Pendant un certain temps, le Royaume-Uni a été perçu comme un leader mondial en matière de droits des personnes transgenres, notamment après l'adoption du Gender Recognition Act en 2004. Cependant, cet arrêt récent a changé la donne pour ces personnes. Bien que la reconnaissance juridique du genre existe toujours sur le papier, elle ne garantit plus l'accès à des droits qui étaient auparavant considérés comme acquis.
Le présent arrêt a un impact sur les politiques d'égalité et les mécanismes de suivi dans l'ensemble du secteur public. Les politiques d'égalité et les mécanismes de suivi fondés sur l'identité de genre sont légalement délégitimés, ne garantissant plus l'accès aux droits basés sur le sexe, ce qui pose des défis aux pratiques d'embauche inclusives, à la collecte de données sensibles au genre et à la participation aux programmes de diversité de genre. Les femmes transgenres, par exemple, pourraient ne plus être comptabilisées comme des femmes aux fins des quotas politiques, des rapports sur l'écart de rémunération entre les sexes ou des statistiques de diversité.
Par ailleurs, les organismes publics, y compris les trusts du NHS et les universités, pourraient désormais réviser leurs politiques d'inclusion pour s'aligner sur la définition biologique plus stricte du sexe, annulant potentiellement des années de progrès en matière d'inclusion des personnes transgenres.
Du point de vue des droits de l'homme, cela soulève de sérieuses préoccupations au regard de l'article 8 de la CEDH relatif au droit au respect de la vie privée, car cela réduit l'effet pratique de la reconnaissance juridique du genre, et de l'article 14 de la CEDH sur la non-discrimination, en particulier lorsqu'il est interprété conjointement avec l'article précédemment cité.

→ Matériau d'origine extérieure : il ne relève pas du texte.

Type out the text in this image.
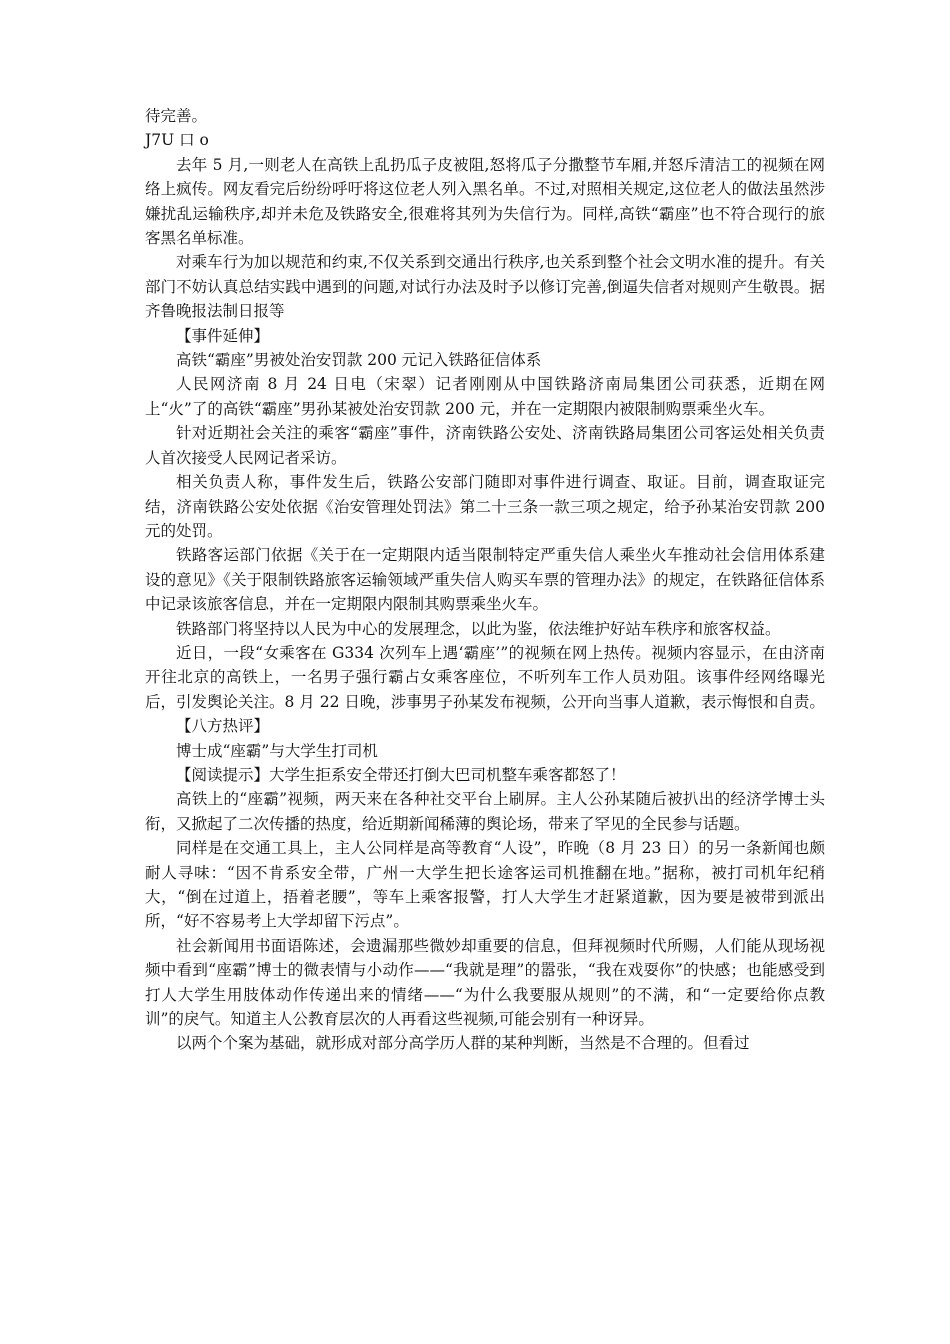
待完善。

J7U 口 o

去年 5 月,一则老人在高铁上乱扔瓜子皮被阻,怒将瓜子分撒整节车厢,并怒斥清洁工的视频在网络上疯传。网友看完后纷纷呼吁将这位老人列入黑名单。不过,对照相关规定,这位老人的做法虽然涉嫌扰乱运输秩序,却并未危及铁路安全,很难将其列为失信行为。同样,高铁“霸座”也不符合现行的旅客黑名单标准。

对乘车行为加以规范和约束,不仅关系到交通出行秩序,也关系到整个社会文明水准的提升。有关部门不妨认真总结实践中遇到的问题,对试行办法及时予以修订完善,倒逼失信者对规则产生敬畏。据齐鲁晚报法制日报等

【事件延伸】

高铁“霸座”男被处治安罚款 200 元记入铁路征信体系

人民网济南 8 月 24 日电（宋翠）记者刚刚从中国铁路济南局集团公司获悉，近期在网上“火”了的高铁“霸座”男孙某被处治安罚款 200 元，并在一定期限内被限制购票乘坐火车。

针对近期社会关注的乘客“霸座”事件，济南铁路公安处、济南铁路局集团公司客运处相关负责人首次接受人民网记者采访。

相关负责人称，事件发生后，铁路公安部门随即对事件进行调查、取证。目前，调查取证完结，济南铁路公安处依据《治安管理处罚法》第二十三条一款三项之规定，给予孙某治安罚款 200 元的处罚。

铁路客运部门依据《关于在一定期限内适当限制特定严重失信人乘坐火车推动社会信用体系建设的意见》《关于限制铁路旅客运输领域严重失信人购买车票的管理办法》的规定，在铁路征信体系中记录该旅客信息，并在一定期限内限制其购票乘坐火车。

铁路部门将坚持以人民为中心的发展理念，以此为鉴，依法维护好站车秩序和旅客权益。

近日，一段“女乘客在 G334 次列车上遇‘霸座’”的视频在网上热传。视频内容显示，在由济南开往北京的高铁上，一名男子强行霸占女乘客座位，不听列车工作人员劝阻。该事件经网络曝光后，引发舆论关注。8 月 22 日晚，涉事男子孙某发布视频，公开向当事人道歉，表示悔恨和自责。

【八方热评】

博士成“座霸”与大学生打司机

【阅读提示】大学生拒系安全带还打倒大巴司机整车乘客都怒了！

高铁上的“座霸”视频，两天来在各种社交平台上刷屏。主人公孙某随后被扒出的经济学博士头衔，又掀起了二次传播的热度，给近期新闻稀薄的舆论场，带来了罕见的全民参与话题。

同样是在交通工具上，主人公同样是高等教育“人设”，昨晚（8 月 23 日）的另一条新闻也颇耐人寻味：“因不肯系安全带，广州一大学生把长途客运司机推翻在地。”据称，被打司机年纪稍大，“倒在过道上，捂着老腰”，等车上乘客报警，打人大学生才赶紧道歉，因为要是被带到派出所，“好不容易考上大学却留下污点”。

社会新闻用书面语陈述，会遗漏那些微妙却重要的信息，但拜视频时代所赐，人们能从现场视频中看到“座霸”博士的微表情与小动作——“我就是理”的嚣张，“我在戏耍你”的快感；也能感受到打人大学生用肢体动作传递出来的情绪——“为什么我要服从规则”的不满，和“一定要给你点教训”的戾气。知道主人公教育层次的人再看这些视频,可能会别有一种讶异。

以两个个案为基础，就形成对部分高学历人群的某种判断，当然是不合理的。但看过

De plus, la CEDH a constamment statué que l'identité de genre est un aspect essentiel de l'autonomie personnelle. Dans Christine Goodwin v. UK (2002), la Cour a jugé que l'absence de reconnaissance juridique effective du genre violait l'article 8. Dans des affaires ultérieures, telles que A.P., Garçon and Nicot v. France (2017), la Cour a réitéré l'obligation de l'État d'assurer la dignité et la sécurité juridique des personnes transgenres.

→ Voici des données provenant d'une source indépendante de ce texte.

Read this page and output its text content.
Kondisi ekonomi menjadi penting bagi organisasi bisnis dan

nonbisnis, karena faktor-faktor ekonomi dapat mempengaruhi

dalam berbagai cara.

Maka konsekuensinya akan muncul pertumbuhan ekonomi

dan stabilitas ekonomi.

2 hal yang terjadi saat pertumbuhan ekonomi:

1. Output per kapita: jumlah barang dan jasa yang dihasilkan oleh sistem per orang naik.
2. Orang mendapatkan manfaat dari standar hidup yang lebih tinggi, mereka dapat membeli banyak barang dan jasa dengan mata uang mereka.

Recommandations juridiques
Le Secrétaire général du Conseil de l'Europe devrait invoquer l'article 52 de la CEDH pour demander des explications à la Hongrie et au Royaume-Uni concernant la conformité de leurs nouvelles lois avec les droits de la Convention, en particulier les articles 8, 10, 11 et 14.
Les États parties à la CEDH devraient envisager d'introduire une requête interétatique en vertu de l'article 33 de la CEDH contre la Hongrie pour contester les violations systémiques des droits des personnes LGBTQIA+.
La société civile hongroise et l'opposition politique devraient envisager de contester l'amendement constitutionnel devant la Cour constitutionnelle, en invoquant les obligations découlant des traités internationaux de la Hongrie en vertu de la CEDH et de la Charte des droits fondamentaux de l'Union européenne.
Conclusion
La communauté queer est soumise depuis longtemps à la discrimination et au ciblage. Bien que certains progrès aient été réalisés, la montée récente des mouvements d'extrême droite, associée à la normalisation des discours de haine, a déclenché un sérieux recul des droits des personnes LGBTQIA+ à travers l'Europe. Les développements en Hongrie et au Royaume-Uni ne sont pas de simples changements juridiques nationaux, ils reflètent une érosion systémique plus large des droits fondamentaux.
Ces changements violent à la fois la lettre et l'esprit de la Convention européenne des droits de l'homme. Un engagement immédiat des acteurs juridiques, politiques et de la société civile est essentiel pour préserver la dignité, la sécurité et l'égalité des personnes LGBTQI+. L'inaction risque d'ancrer un cadre juridique dans lequel l'identité n'est reconnue que de manière nominale, tout en étant privée de protection substantielle dans la pratique.